I am now a firm believer!
Like most of you, I was trapped at home for the better part of four days with last week’s snowfall. But that downtime also was a blessing since it allowed me to attend to a number of things that might not have gotten done without this unscheduled break. Above all, it provided time to think and pray more and to realize once more that all of our plans are completely at God’s disposal.
The public review of how metro Atlanta (or even North Georgia) handled this snow and ice event will go on for the next few weeks with lots of opportunities to evaluate how we responded and how we can be better prepared the next time. Nonetheless in the end, even with the best preparation, the forces of nature and the power of nature’s Lord will always be able to overtake our meager human capacity to withstand such a forceful event. After all, even communities that are accustomed to such severe weather occasionally find themselves overwhelmed by certain unusually powerful episodes.
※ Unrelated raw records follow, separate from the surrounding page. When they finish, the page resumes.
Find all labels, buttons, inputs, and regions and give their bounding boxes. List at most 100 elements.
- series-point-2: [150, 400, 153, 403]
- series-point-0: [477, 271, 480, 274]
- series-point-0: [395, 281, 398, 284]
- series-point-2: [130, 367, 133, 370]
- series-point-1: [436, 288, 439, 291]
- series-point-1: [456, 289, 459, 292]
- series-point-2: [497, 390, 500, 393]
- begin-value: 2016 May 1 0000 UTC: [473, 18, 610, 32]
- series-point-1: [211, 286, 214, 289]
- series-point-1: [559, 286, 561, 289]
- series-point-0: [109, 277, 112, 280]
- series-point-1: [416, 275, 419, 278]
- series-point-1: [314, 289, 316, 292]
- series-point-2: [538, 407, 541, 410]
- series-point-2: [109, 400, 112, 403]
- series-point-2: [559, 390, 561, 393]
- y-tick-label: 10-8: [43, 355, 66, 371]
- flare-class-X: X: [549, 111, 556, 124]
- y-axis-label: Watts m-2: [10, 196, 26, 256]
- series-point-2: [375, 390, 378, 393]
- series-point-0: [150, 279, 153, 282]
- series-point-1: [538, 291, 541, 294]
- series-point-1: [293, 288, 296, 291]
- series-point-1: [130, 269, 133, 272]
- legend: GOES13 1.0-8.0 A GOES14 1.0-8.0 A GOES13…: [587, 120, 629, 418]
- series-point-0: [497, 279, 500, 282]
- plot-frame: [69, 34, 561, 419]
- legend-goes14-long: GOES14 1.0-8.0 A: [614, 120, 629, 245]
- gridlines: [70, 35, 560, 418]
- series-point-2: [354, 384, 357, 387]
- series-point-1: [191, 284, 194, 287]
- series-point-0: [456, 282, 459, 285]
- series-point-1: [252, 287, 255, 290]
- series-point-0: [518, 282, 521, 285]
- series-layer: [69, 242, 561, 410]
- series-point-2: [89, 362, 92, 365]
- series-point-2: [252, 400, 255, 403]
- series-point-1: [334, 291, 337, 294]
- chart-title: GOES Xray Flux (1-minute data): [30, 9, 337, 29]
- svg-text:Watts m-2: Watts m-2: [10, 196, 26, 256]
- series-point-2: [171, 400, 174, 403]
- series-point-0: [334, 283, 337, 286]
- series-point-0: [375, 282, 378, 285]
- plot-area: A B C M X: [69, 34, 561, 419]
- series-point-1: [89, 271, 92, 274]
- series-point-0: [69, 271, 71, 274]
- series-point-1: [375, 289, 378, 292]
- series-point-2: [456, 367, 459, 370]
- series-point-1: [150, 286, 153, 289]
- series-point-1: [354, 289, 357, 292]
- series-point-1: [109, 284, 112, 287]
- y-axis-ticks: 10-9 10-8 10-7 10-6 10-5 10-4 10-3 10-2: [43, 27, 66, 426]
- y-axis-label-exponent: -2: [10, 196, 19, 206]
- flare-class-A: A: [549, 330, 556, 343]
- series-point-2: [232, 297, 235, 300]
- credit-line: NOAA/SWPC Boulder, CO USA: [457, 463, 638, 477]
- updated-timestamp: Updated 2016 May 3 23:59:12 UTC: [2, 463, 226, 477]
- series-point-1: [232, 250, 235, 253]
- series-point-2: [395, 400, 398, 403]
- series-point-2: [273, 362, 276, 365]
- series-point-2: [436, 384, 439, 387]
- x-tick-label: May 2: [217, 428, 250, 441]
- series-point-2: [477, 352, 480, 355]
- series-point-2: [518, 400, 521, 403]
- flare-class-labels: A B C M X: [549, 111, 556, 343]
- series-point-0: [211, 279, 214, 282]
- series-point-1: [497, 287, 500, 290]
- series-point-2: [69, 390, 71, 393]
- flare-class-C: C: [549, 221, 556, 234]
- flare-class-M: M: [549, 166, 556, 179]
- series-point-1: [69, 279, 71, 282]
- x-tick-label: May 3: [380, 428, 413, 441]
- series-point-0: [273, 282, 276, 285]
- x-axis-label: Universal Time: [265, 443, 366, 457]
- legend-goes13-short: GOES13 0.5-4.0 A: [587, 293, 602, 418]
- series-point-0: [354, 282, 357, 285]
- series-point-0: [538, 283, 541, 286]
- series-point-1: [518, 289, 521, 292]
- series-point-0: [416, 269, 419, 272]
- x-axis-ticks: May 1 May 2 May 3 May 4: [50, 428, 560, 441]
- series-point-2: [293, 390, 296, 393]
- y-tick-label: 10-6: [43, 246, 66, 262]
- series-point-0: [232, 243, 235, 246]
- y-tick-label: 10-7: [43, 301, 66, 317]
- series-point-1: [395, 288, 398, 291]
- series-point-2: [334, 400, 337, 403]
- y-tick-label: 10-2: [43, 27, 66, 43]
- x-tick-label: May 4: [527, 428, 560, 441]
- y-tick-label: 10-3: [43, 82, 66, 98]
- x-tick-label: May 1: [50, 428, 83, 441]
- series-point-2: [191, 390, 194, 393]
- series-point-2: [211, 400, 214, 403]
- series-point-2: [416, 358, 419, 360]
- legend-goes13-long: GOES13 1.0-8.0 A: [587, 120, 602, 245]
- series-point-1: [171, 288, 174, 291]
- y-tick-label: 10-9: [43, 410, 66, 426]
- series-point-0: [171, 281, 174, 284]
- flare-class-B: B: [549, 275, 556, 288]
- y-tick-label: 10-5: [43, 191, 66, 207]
Our experience of nature should provide all of us opportunities to reflect on God’s power and supremacy in all of our lives. Only several years ago, we faced a critical drought, and just over a year ago we faced severe flooding. We have experienced a number of occasions where we were forced to realize our human limitations in response to God’s power and authority in nature. We have been given several opportunities to prayerfully consider how our lifestyles may perhaps be damaging to the environment and how we should respond.
One of the canticles that the Liturgy of the Hours frequently presents for prayer is the one dedicated to Daniel the Prophet. The three young men who had been thrown into the fiery furnace offered a prayer of praise to God from all of creation.
“Ice and snow bless the Lord,” the canticle proposes, reminding us that everything in nature has a purpose and reflects God’s generous design.
It might have been difficult for most of us last week to see just how snow and ice were reflections of God’s goodness as we sat confined to our homes and fast running out of some of the things that we might have needed or desired. Yet even in those difficult moments God was offering us opportunities to see His hand at work in our lives—if we had but the courage and the insight to discover them.
One of my staff members commented to me that she was surprised to read that the crime statistics for our community had dropped so drastically during this past week. Even those who might have intended to do us harm were stymied in their plans by the weather.
I’m glad that our inconvenience is now over and we can go about our normal lives. I just pray that we won’t forget even those moments of inconvenience and perhaps hardship, that we praise God that we survived them and that we praise Him even more for all that He does to draw us closer to Him and to one another.